2) American Psychiatric Association. Diagnostic and Statistical Manual of Mental Disorders. Fourth Edition, Text Revision. (DSM-IV-R). Washington, D.C.: American Psychiatric Association, 2000.
3) Bowlby, John. Maternal Care and Mental Health. Geneva, Switzerland: World Health Organization, 1951.
4) Gray, Deborah D. Attaching in Adoption: Practical Tools for Today's Parents. Indianapolis, Ind.: Perspective Press, 2002.
5) Keck, Gregory C., and Regina M. Kupecky. Parenting the Hurt Child: Helping Adoptive Parents Heal and Grow. Colorado Springs, Colo.: Pinon Press, 2002.
6) Lieberman, Alicia F. "The Treatment of Attachment Disorder in Infancy and Early Childhood: Reflections from Clinical Intervention with Later-adopted Foster Care Children." Attachment & Human Development 5, no. 3 (September 2003): 279-282.

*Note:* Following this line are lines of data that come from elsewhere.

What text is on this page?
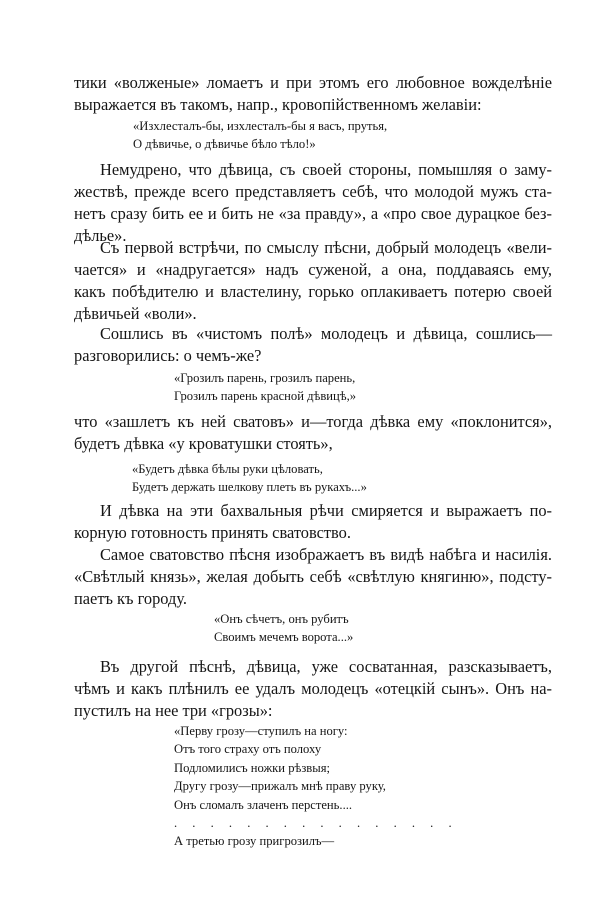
тики «волженые» ломаетъ и при этомъ его любовное вожделѣніе
выражается въ такомъ, напр., кровопійственномъ желавіи:
«Изхлесталъ-бы, изхлесталъ-бы я васъ, прутья,
О дѣвичье, о дѣвичье бѣло тѣло!»
Немудрено, что дѣвица, съ своей стороны, помышляя о заму-
жествѣ, прежде всего представляетъ себѣ, что молодой мужъ ста-
нетъ сразу бить ее и бить не «за правду», а «про свое дурацкое без-
дѣлье».
Съ первой встрѣчи, по смыслу пѣсни, добрый молодецъ «вели-
чается» и «надругается» надъ суженой, а она, поддаваясь ему,
какъ побѣдителю и властелину, горько оплакиваетъ потерю своей
дѣвичьей «воли».
Сошлись въ «чистомъ полѣ» молодецъ и дѣвица, сошлись—
разговорились: о чемъ-же?
«Грозилъ парень, грозилъ парень,
Грозилъ парень красной дѣвицѣ,»
что «зашлетъ къ ней сватовъ» и—тогда дѣвка ему «поклонится»,
будетъ дѣвка «у кроватушки стоять»,
«Будетъ дѣвка бѣлы руки цѣловать,
Будетъ держать шелкову плеть въ рукахъ...»
И дѣвка на эти бахвальныя рѣчи смиряется и выражаетъ по-
корную готовность принять сватовство.
Самое сватовство пѣсня изображаетъ въ видѣ набѣга и насилія.
«Свѣтлый князь», желая добыть себѣ «свѣтлую княгиню», подсту-
паетъ къ городу.
«Онъ сѣчетъ, онъ рубитъ
Своимъ мечемъ ворота...»
Въ другой пѣснѣ, дѣвица, уже сосватанная, разсказываетъ,
чѣмъ и какъ плѣнилъ ее удалъ молодецъ «отецкій сынъ». Онъ на-
пустилъ на нее три «грозы»:
«Перву грозу—ступилъ на ногу:
Отъ того страху отъ полоху
Подломилисъ ножки рѣзвыя;
Другу грозу—прижалъ мнѣ праву руку,
Онъ сломалъ злаченъ перстень....
. . . . . . . . . . . . . . . .
А третью грозу пригрозилъ—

7) Minde, Klaus. "Attachment Problems as a Spectrum Disorder: Implications for Diagnosis and Treatment." Attachment & Human Development 5, no. 3 (September 2003): 289-296.
8) O'Connor, Thomas G., and Charles H. Zeanah. "Attachment Disorders. Assessment Strategies and Treatment Approaches." Attachment & Human Development 5, no. 3 (September 2003): 223-244.
9) Rutter, Michael. "Family and School Influences on Behavioural Development." Journal of Child Psychology and Psychiatry 26, no. 3 (1985): 349-368.